Here's how to replicate the experiments in this video. I'm going to assume you're on a Linux machine. Similar commands will be possible on a Mac but I don't own one. Let us imagine that there are four machines:
- host.org -- the machine you are logged into
- webproxy.org -- webproxy for the network you are logged into
- server.org -- a server you own and have root access to
- target.org -- the server you are trying to access
On an open network you can access the top webpage https://target.org either through a browser or with curlcurl --max-time 3 https://target.org
Experiment 1 -- the network you are on blocks target.org at its firewall
You can get round this in three ways
- with an ssh tunnel used as a socks proxy
- with sshuttle
- with a VPN (but paid for VPNs are costly and free VPNs are awful
To simulate the firewall blocking target.org on your host you would add a rule to firewall -- for ufw on linux this looks like
sudo ufw deny out to ${target.org IP} port https
sudo ufw deny out to ${target.org IP} port http
You can see that curl --max-time 3 https://target.org
is now blocked
To open an tunnel on port 1080 via server.org
ssh -f -ND 1080 username@server.org
Now you can do
curl --max-time 3 -x socks5h://127.0.0.1:1080 https://target.org
Don't forget to kill the ssh command before continuing.

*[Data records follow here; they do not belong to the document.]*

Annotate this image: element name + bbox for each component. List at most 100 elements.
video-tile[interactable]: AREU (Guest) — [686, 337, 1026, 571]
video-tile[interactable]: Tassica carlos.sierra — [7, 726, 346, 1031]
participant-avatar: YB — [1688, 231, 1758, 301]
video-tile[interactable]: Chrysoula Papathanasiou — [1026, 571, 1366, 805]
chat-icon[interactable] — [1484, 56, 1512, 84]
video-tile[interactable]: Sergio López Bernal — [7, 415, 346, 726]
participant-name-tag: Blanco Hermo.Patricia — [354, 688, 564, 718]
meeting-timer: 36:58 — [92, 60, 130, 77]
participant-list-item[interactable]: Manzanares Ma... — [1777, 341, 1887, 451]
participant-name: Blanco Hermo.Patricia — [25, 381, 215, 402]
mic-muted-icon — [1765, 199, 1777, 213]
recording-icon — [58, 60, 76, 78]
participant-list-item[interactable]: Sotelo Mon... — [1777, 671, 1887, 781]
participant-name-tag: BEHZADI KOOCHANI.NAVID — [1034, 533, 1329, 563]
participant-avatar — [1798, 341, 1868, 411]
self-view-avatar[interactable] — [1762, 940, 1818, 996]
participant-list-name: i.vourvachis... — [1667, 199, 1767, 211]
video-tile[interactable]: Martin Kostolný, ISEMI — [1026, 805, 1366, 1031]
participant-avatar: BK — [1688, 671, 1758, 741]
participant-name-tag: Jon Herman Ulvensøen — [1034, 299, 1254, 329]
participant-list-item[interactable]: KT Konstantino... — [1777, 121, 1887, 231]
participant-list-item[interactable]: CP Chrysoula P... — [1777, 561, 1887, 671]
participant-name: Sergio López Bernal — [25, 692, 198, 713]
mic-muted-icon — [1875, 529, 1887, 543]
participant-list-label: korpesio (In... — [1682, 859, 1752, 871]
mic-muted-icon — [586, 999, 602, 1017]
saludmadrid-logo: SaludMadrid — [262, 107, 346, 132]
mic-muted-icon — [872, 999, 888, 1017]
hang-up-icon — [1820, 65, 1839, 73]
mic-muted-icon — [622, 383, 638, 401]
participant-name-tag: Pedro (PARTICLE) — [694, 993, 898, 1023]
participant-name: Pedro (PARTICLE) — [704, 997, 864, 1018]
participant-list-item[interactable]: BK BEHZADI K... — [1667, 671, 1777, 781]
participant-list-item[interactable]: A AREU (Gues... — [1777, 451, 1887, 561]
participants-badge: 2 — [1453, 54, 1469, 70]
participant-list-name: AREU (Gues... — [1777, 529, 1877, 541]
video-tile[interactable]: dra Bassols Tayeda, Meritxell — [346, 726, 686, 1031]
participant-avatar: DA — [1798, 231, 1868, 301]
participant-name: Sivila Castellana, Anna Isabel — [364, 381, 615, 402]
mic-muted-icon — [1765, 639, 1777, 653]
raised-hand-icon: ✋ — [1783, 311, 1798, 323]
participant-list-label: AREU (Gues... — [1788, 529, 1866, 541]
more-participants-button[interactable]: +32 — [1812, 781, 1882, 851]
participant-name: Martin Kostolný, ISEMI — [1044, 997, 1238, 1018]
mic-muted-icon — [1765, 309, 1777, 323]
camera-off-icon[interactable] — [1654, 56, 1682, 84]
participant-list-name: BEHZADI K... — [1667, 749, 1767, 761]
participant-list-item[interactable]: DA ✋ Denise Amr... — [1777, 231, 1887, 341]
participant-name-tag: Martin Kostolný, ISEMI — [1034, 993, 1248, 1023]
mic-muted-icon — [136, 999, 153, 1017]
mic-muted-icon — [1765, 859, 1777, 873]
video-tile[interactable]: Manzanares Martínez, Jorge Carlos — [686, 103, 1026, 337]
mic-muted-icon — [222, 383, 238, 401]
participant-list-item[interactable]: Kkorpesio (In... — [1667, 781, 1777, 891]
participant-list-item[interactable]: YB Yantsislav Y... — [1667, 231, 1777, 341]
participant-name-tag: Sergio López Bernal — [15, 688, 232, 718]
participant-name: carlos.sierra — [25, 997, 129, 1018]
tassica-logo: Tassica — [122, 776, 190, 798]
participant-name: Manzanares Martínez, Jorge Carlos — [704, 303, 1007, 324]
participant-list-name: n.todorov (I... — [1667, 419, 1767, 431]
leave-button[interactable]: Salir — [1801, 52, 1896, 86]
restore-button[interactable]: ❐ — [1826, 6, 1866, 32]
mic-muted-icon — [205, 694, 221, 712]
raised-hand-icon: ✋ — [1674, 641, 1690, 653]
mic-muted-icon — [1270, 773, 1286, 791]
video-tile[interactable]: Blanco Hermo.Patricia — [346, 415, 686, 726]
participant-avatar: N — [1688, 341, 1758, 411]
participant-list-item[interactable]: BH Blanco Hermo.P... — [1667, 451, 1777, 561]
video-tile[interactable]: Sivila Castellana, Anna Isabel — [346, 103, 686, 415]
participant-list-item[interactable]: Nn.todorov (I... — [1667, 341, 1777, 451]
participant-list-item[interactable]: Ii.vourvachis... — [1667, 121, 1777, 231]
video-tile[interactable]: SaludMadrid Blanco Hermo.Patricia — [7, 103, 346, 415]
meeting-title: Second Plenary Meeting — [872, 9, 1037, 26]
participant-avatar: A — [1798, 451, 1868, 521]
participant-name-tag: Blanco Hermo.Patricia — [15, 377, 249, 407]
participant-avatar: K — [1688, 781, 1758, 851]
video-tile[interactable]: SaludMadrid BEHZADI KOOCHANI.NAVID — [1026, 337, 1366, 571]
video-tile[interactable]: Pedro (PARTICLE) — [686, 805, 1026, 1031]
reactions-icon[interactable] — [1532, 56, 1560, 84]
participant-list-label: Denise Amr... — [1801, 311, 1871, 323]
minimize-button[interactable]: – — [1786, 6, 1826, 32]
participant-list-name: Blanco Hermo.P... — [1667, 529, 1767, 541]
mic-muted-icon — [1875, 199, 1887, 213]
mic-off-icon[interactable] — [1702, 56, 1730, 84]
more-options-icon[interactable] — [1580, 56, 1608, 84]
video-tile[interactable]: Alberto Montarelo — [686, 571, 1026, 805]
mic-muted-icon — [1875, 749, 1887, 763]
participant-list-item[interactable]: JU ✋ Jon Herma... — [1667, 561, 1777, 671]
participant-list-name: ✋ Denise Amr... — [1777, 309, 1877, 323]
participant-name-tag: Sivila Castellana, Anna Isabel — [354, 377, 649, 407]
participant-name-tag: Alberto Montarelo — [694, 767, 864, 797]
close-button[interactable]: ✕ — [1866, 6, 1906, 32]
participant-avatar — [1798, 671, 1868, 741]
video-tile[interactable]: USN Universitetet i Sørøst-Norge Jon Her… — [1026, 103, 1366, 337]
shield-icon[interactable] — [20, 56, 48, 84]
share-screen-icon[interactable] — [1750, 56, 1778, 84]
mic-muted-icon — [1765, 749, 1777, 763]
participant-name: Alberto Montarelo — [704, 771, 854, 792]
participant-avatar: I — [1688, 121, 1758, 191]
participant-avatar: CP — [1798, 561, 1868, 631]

A better alternative is to use
sshuttle sudo sshuttle -r username@server.org ${target.org IP}/32
to just redirect specific traffic for target.org or to redirect absolutely everything
sudo sshuttle -r username@server.org 0.0.0.0/0
Experiment 2 -- network also blocks port 22 so you can't ssh
If your network blocks port 22 (ssh) then you can get around this by redirecting ports on your server so you can ssh into a non standard port. So on server.org:
sudo iptables -t nat -I PREROUTING -p tcp --dport 4444 -j REDIRECT --to-ports 22
sudo ufw allow in to port 4444
This redirects port 4444 to port 22 (ssh) and opens a hole in your firewall for port 4444. Now the ssh command you need on host.org looks like this:ssh -f -ND 1080 username@server.org -p 4444
Experiment 3 -- network blocks everything apart from their own web proxy
There are a number of ways you can get ssh through a web proxy. The catch is that the tunnelled traffic will end up on port 443 (https) not ssh. On server.org you will need to redirect port 443 to port 22 (this will cause problems if server.org is running HTTPS already). On server.org you would need
sudo iptables -t nat -I PREROUTING -p tcp --dport 443 -j REDIRECT --to-ports 22
sudo ufw allow in to port 443
(In the video I do this differently as I'm using my server to pretend to be the web proxy here.) In the video I then use a command like this:
ssh -o "ProxyCommand nc -X connect -x webproxy.org:3128 server.org 443" username@server.org
You can also do this with corkscrew or proxytunnel with slight variants in the commands.